April 21, 2012: A decade ago China began deliveries of a 6x6 wheeled vehicle mounting a 100mm anti-tank gun. Called the PTL02, the 19 ton vehicle was basically a WMZ551 (ZSL92) infantry fighting vehicle with a larger turret to accommodate the 100mm gun. Since a more powerful, 105mm, version arrived three years ago the PTL02 has largely been relegated to infantry support. Commanders have been happy to have it, as they now possess a powerful support weapon for blasting bunkers, machine-guns, and other obstacles. This was what the PTL02 crews expected to be doing even before the 105mm model appeared. Army leaders have apparently concluded that these self-propelled guns were ultimately going to be more useful for infantry support than fighting tanks.
The new "assault gun" version of its ZBL 09 8x8 wheeled armored vehicle will eventually replace the PTL02. The new vehicle has a turret containing a 105mm gun, for providing direct fire support for troops. There was already an artillery version, carrying a 122mm howitzer in a larger turret. There are several other versions and apparently more on the way. China has been quite pleased with these wheeled armored vehicles and has put a lot of effort into developing new models.
The basic ZBL 09 is a 21 ton vehicle that has a crew of three and carries seven passengers. The vehicle is 8 meters (25 feet) long, three meters (9.2 feet) wide, and 2.1 meters (6.5 feet, to the hull roof) high. It's amphibious and has a top water speed of 8 kilometers an hour. On roads top speed is 100 kilometers an hour, and max road range on internal fuel is 800 kilometers. The infantry carrier version has a turret with a 30mm autocannon. There are also artillery versions carrying either a 105mm or 122mm howitzer.
The ZBL 09 entered service in 2009, and some combat brigades are being equipped with it, to operate somewhat like the American Stryker brigades. China has been developing new wheeled armored vehicles for over a decade. Until recently these were all based on Russian designs. The ZBL 09, however, borrows more from the West. Still, some of the more recent (five years ago) Russian type designs were interesting and instructive.

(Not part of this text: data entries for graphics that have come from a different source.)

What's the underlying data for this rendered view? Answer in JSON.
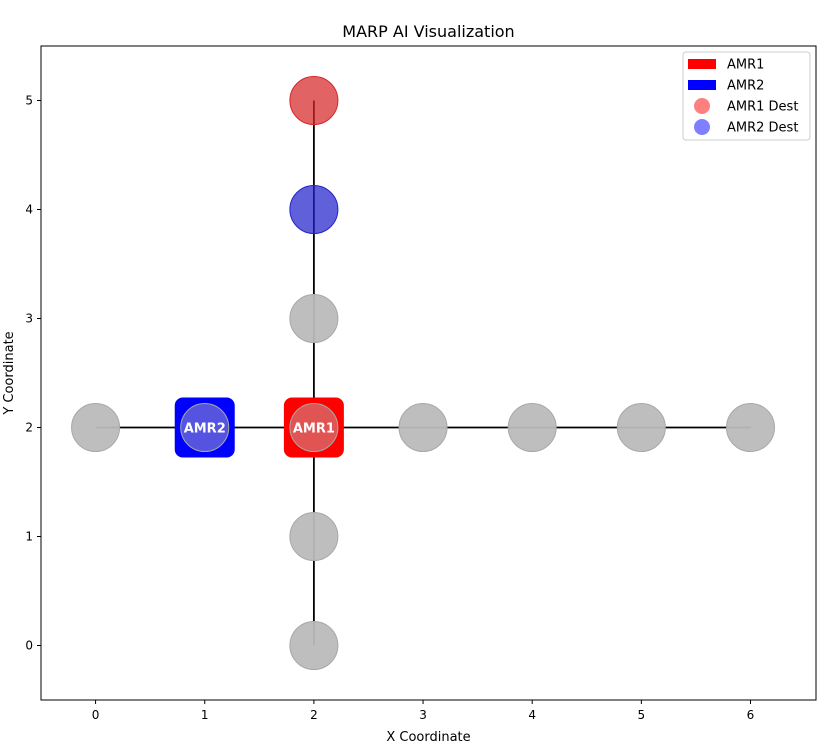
{
  "chart_data": {
    "type": "scatter",
    "title": "MARP AI Visualization",
    "xlabel": "X Coordinate",
    "ylabel": "Y Coordinate",
    "xlim": [
      -0.5,
      6.6
    ],
    "ylim": [
      -0.5,
      5.5
    ],
    "xticks": [
      0,
      1,
      2,
      3,
      4,
      5,
      6
    ],
    "yticks": [
      0,
      1,
      2,
      3,
      4,
      5
    ],
    "grid": false,
    "legend_position": "top-right",
    "edges": [
      {
        "from": [
          0,
          2
        ],
        "to": [
          6,
          2
        ]
      },
      {
        "from": [
          2,
          0
        ],
        "to": [
          2,
          5
        ]
      }
    ],
    "nodes": [
      {
        "x": 0,
        "y": 2
      },
      {
        "x": 1,
        "y": 2
      },
      {
        "x": 2,
        "y": 2
      },
      {
        "x": 3,
        "y": 2
      },
      {
        "x": 4,
        "y": 2
      },
      {
        "x": 5,
        "y": 2
      },
      {
        "x": 6,
        "y": 2
      },
      {
        "x": 2,
        "y": 0
      },
      {
        "x": 2,
        "y": 1
      },
      {
        "x": 2,
        "y": 3
      }
    ],
    "destinations": [
      {
        "name": "AMR1 Dest",
        "x": 2,
        "y": 5,
        "color": "#d62728"
      },
      {
        "name": "AMR2 Dest",
        "x": 2,
        "y": 4,
        "color": "#2222cc"
      }
    ],
    "robots": [
      {
        "name": "AMR1",
        "x": 2,
        "y": 2,
        "color": "#ff0000"
      },
      {
        "name": "AMR2",
        "x": 1,
        "y": 2,
        "color": "#0000ff"
      }
    ],
    "legend": [
      {
        "label": "AMR1",
        "kind": "patch",
        "color": "#ff0000"
      },
      {
        "label": "AMR2",
        "kind": "patch",
        "color": "#0000ff"
      },
      {
        "label": "AMR1 Dest",
        "kind": "marker",
        "color": "#ff7f7f"
      },
      {
        "label": "AMR2 Dest",
        "kind": "marker",
        "color": "#7f7fff"
      }
    ],
    "colors": {
      "node": "#bbbbbb",
      "node_edge": "#a8a8a8",
      "edge": "#000000"
    }
  }
}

Back then, for example, the 18 ton, 6x6 WMZ551A model was given a new turret. The vehicle has a crew of three and can carry nine more troops. Using technology and weapons obtained from Ukraine, the new vehicle has a 30mm autocannon instead of 25mm. More importantly the new turret has an improved fire control system (containing a laser range finder and a vidcam that shows the vehicle commander what the gunner sees). This is apparently related to earlier Chinese efforts to upgrade its BMP1 tracked infantry fighting vehicles with BMP3 turrets from Russia. These also have the 30mm cannon. The main problem with all these upgrades was money. The government wanted Chinese-made weapons to be used, as they are cheaper and supply is more assured. But the Chinese manufacturers didn't want to move up to the 30mm autocannon design just yet. Many Chinese generals believed that the Chinese 25mm autocannon is sufficient. All that has changed.
There was always agreement that an improved fire control system was a good thing. But there was not much space available inside a BMP. Some export models of the BMP3, when equipped with a thermal imager, had to mount some of that gear on the outside of the vehicle. There was also agreement that wheeled armored vehicles for the infantry might be a better investment.
The Chinese have been observing American success in Iraq with the Stryker and LAV wheeled combat vehicles. Chinese designers eventually concluded that the roomier internal layout of Western vehicles did serve a useful purpose and the ZBL 09, and all the electronics installed in it, are an example of what the Chinese learned. It was also noted that it was easier to put a large (100mm and up) gun on a Western style wheeled armored vehicle. The extra space made many things possible, and China is experimenting with most of them.